“I wouldn’t cry, little daughter; we must make the very best of things when we can’t change them,” he said with a sad resignation more pathetic by far than tears. He took his old red bandana from his pocket and wiped the drops from her flushed cheeks, compassionately.

“Well! You are the shif’lesses pair I ever did see,” said Mrs. Armitage shrilly. “Thella, if you don’t go at that onion bed I’ll take a strap to you.”

Thella gave her a look of bitter hatred, and walked sullenly to her work. The sun beat down with terrible force; Thella knelt unprotected on the edge of the bed, and pulled the offending weeds; her father hoed the long rows of corn steadily, only pausing to wipe away the perspiration as it trickled down his face. Mrs. Armitage, under the shade of an apple tree whose boughs bent low with yellow fruit, gossiped with a neighbor.

“Pa! pa!” called Thella softly, he paused and looked at her. “Can’t I have an apple? I’m so warm and thirsty.”

Low as was the call, Mrs. Armitage heard it; “’Tend to your work; you always want to be chankin’ something. Warm! it’s just nice and pleasant.”

Pa dropped his hoe between the long rows, and gathering half a dozen apples off the tree, called Thella to him: “It is nice and cool here, under the shade of the tree.”

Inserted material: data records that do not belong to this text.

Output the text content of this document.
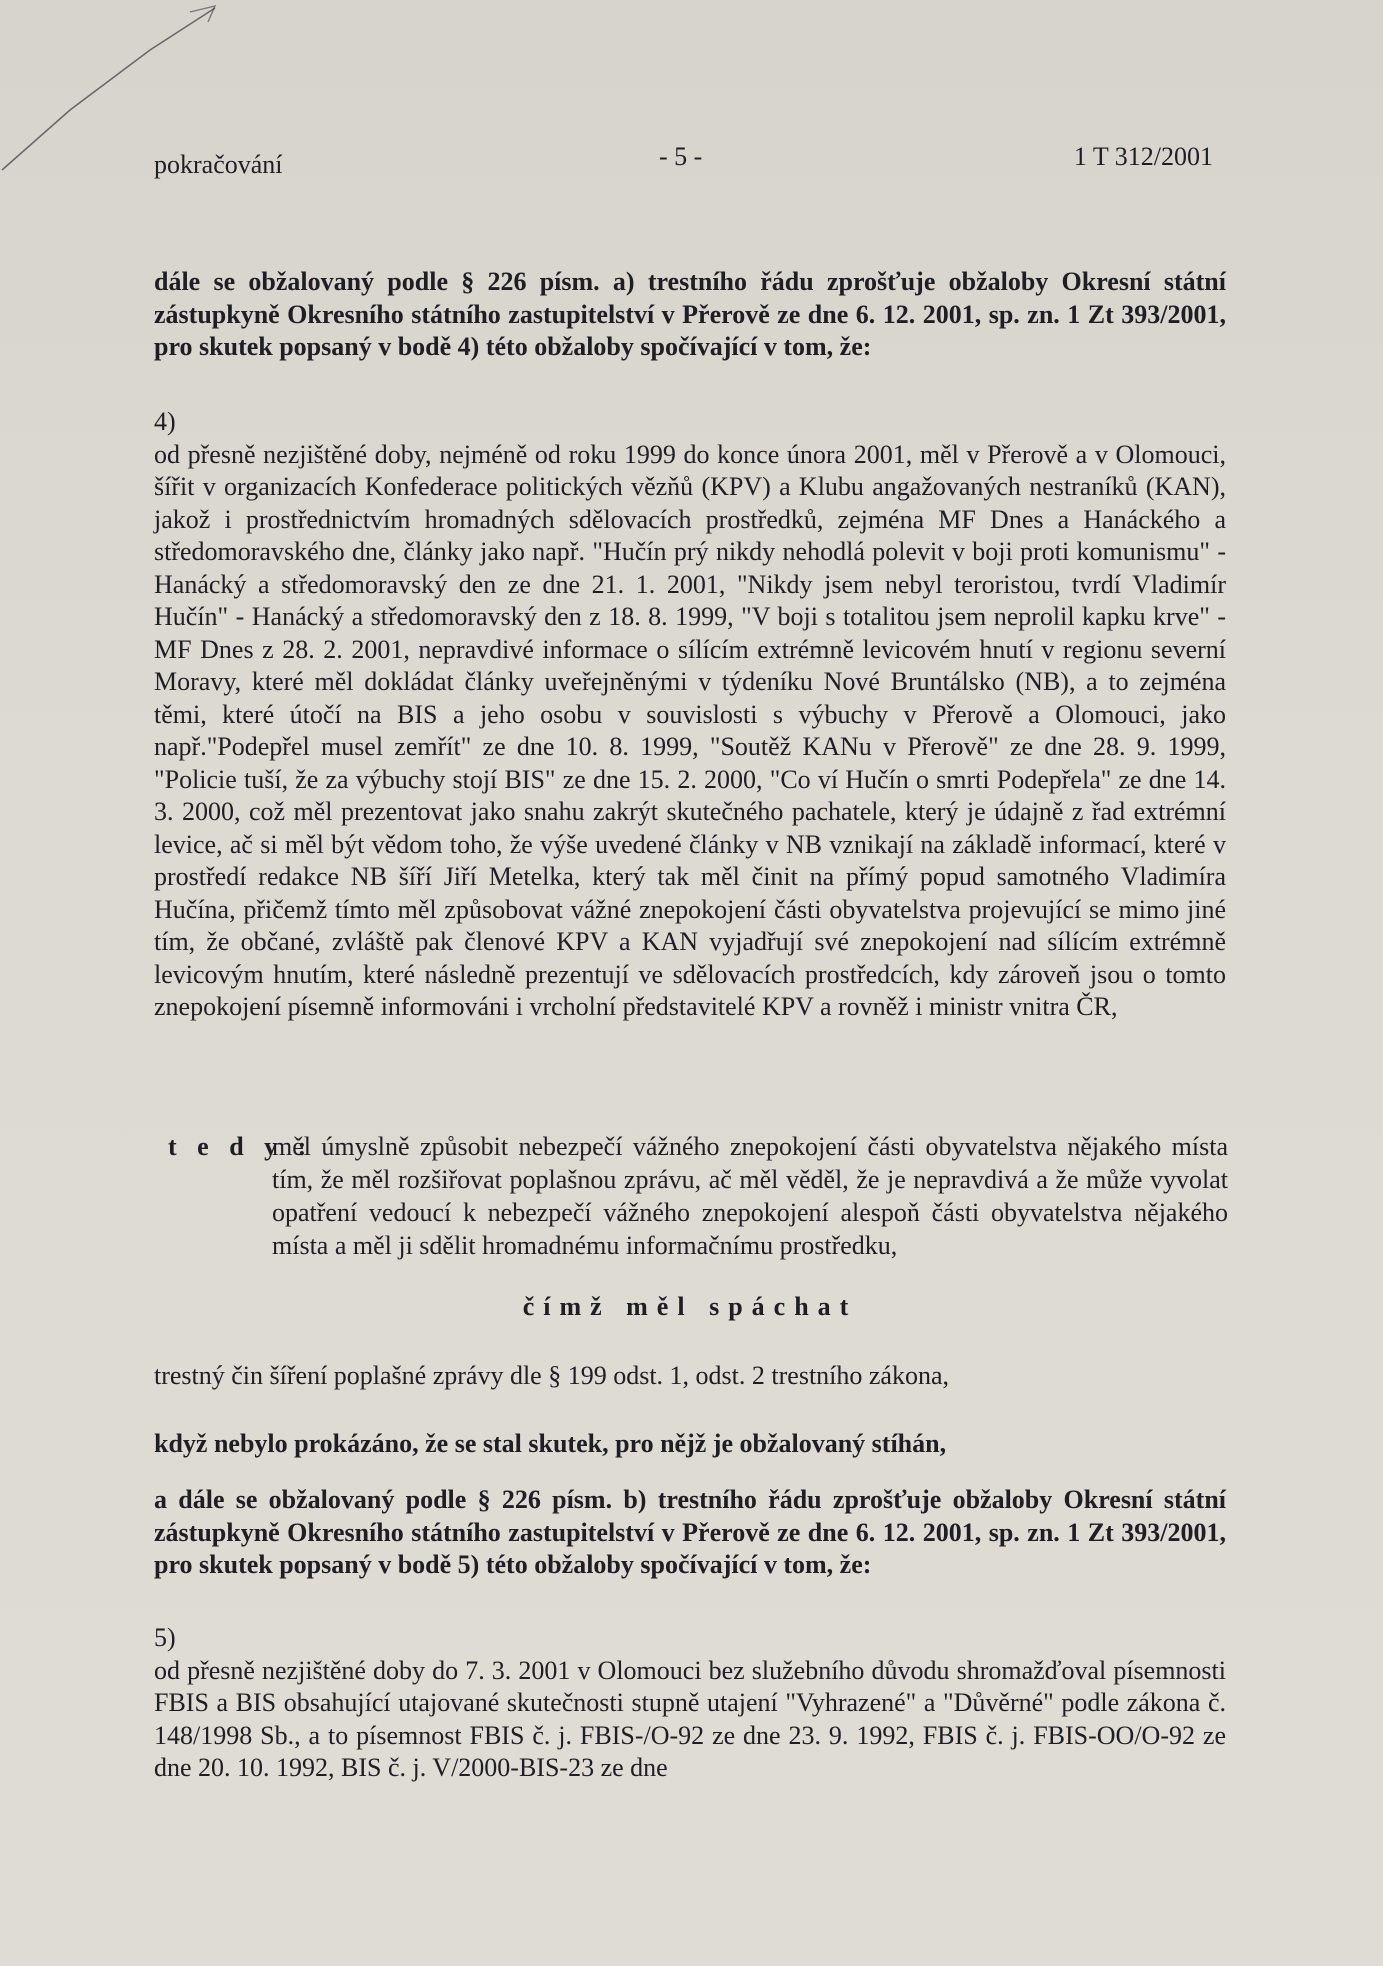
pokračování	- 5 -	1 T 312/2001
dále se obžalovaný podle § 226 písm. a) trestního řádu zprošťuje obžaloby Okresní státní zástupkyně Okresního státního zastupitelství v Přerově ze dne 6. 12. 2001, sp. zn. 1 Zt 393/2001, pro skutek popsaný v bodě 4) této obžaloby spočívající v tom, že:
4)
od přesně nezjištěné doby, nejméně od roku 1999 do konce února 2001, měl v Přerově a v Olomouci, šířit v organizacích Konfederace politických vězňů (KPV) a Klubu angažovaných nestraníků (KAN), jakož i prostřednictvím hromadných sdělovacích prostředků, zejména MF Dnes a Hanáckého a středomoravského dne, články jako např. "Hučín prý nikdy nehodlá polevit v boji proti komunismu" - Hanácký a středomoravský den ze dne 21. 1. 2001, "Nikdy jsem nebyl teroristou, tvrdí Vladimír Hučín" - Hanácký a středomoravský den z 18. 8. 1999, "V boji s totalitou jsem neprolil kapku krve" - MF Dnes z 28. 2. 2001, nepravdivé informace o sílícím extrémně levicovém hnutí v regionu severní Moravy, které měl dokládat články uveřejněnými v týdeníku Nové Bruntálsko (NB), a to zejména těmi, které útočí na BIS a jeho osobu v souvislosti s výbuchy v Přerově a Olomouci, jako např."Podepřel musel zemřít" ze dne 10. 8. 1999, "Soutěž KANu v Přerově" ze dne 28. 9. 1999, "Policie tuší, že za výbuchy stojí BIS" ze dne 15. 2. 2000, "Co ví Hučín o smrti Podepřela" ze dne 14. 3. 2000, což měl prezentovat jako snahu zakrýt skutečného pachatele, který je údajně z řad extrémní levice, ač si měl být vědom toho, že výše uvedené články v NB vznikají na základě informací, které v prostředí redakce NB šíří Jiří Metelka, který tak měl činit na přímý popud samotného Vladimíra Hučína, přičemž tímto měl způsobovat vážné znepokojení části obyvatelstva projevující se mimo jiné tím, že občané, zvláště pak členové KPV a KAN vyjadřují své znepokojení nad sílícím extrémně levicovým hnutím, které následně prezentují ve sdělovacích prostředcích, kdy zároveň jsou o tomto znepokojení písemně informováni i vrcholní představitelé KPV a rovněž i ministr vnitra ČR,
t e d y :
měl úmyslně způsobit nebezpečí vážného znepokojení části obyvatelstva nějakého místa tím, že měl rozšiřovat poplašnou zprávu, ač měl věděl, že je nepravdivá a že může vyvolat opatření vedoucí k nebezpečí vážného znepokojení alespoň části obyvatelstva nějakého místa a měl ji sdělit hromadnému informačnímu prostředku,
čímž měl spáchat
trestný čin šíření poplašné zprávy dle § 199 odst. 1, odst. 2 trestního zákona,
když nebylo prokázáno, že se stal skutek, pro nějž je obžalovaný stíhán,
a dále se obžalovaný podle § 226 písm. b) trestního řádu zprošťuje obžaloby Okresní státní zástupkyně Okresního státního zastupitelství v Přerově ze dne 6. 12. 2001, sp. zn. 1 Zt 393/2001, pro skutek popsaný v bodě 5) této obžaloby spočívající v tom, že:
5)
od přesně nezjištěné doby do 7. 3. 2001 v Olomouci bez služebního důvodu shromažďoval písemnosti FBIS a BIS obsahující utajované skutečnosti stupně utajení "Vyhrazené" a "Důvěrné" podle zákona č. 148/1998 Sb., a to písemnost FBIS č. j. FBIS-/O-92 ze dne 23. 9. 1992, FBIS č. j. FBIS-OO/O-92 ze dne 20. 10. 1992, BIS č. j. V/2000-BIS-23 ze dne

He sat on the green bank, and took his little daughter on his knee; he pushed the thick hair from her warm face; she ate her apple, her head lying contentedly on her father’s shoulder. Mrs. Armitage went on gossiping with the neighbor, interspersing her remarks with flings about “People too lazy to breathe—humoring that good-for-nothing,” etc. If Pa Armitage heard, he made no sign, beyond pressing his arm a little closer about Thella’s waist.

Time went on. Thella was fourteen; her life was a horrible routine—up before dawn in the winter, and before the sun in summer, to milk and churn, cook and scrub; no thoughts expressed in her hearing except those relating to eating, working, and the continuous bad conduct of the neighbors—this last always sufficient for a whole day’s tirade. In summer it was not so bad; there were always the whispering trees, and the fragrant flowers; the green grass, and the busy booming of the bumble bees; the lowing of the solemn-eyed cows, that came at her call. Best of all was the walk down the long, shady lane, through the grassy dell, where, in the limpid brook, the funny crabs crawled backward; and the saucy, gray squirrel chattered at her from the beech and chestnut trees on the hillside; still an added joy when “pa” followed his little girl, telling her of his coming by putting his crooked little finger in his mouth, and thus whistling shrilly. Fast as her nimble feet could carry her she ran to him, and nestling her hand in his begged him to tell her of her very own mamma. Oh, the delightful walks and talks; the sun hanging low in the west and the soft wind just stirring the leaves; a little later the softly falling dew, the gathering shadows, a belated bird hopping from branch to branch with drowsy chirp; a rabbit darting across the path, causing Thella to glance over her shoulder in quick affright and cling a little closer to “pa’s” hand at sight of the dark shadows all around her; then the great red moon lifting his round face above the treetops, lighting up the openings, and leaving the shadows darker by contrast. The sweet silence seemed deepened by the shrill cry of the cicada, and the plaintive call of the whip-poor-will; at last pa would say, “We must hurry home, we shall get a scolding.”

Thella would sigh and answer: “Yes, pa, but this is so nice,” with a loving cuddle closer to his side.

Well they knew the remark Mrs. Armitage was sure to make about their “trapezing” all over the fields.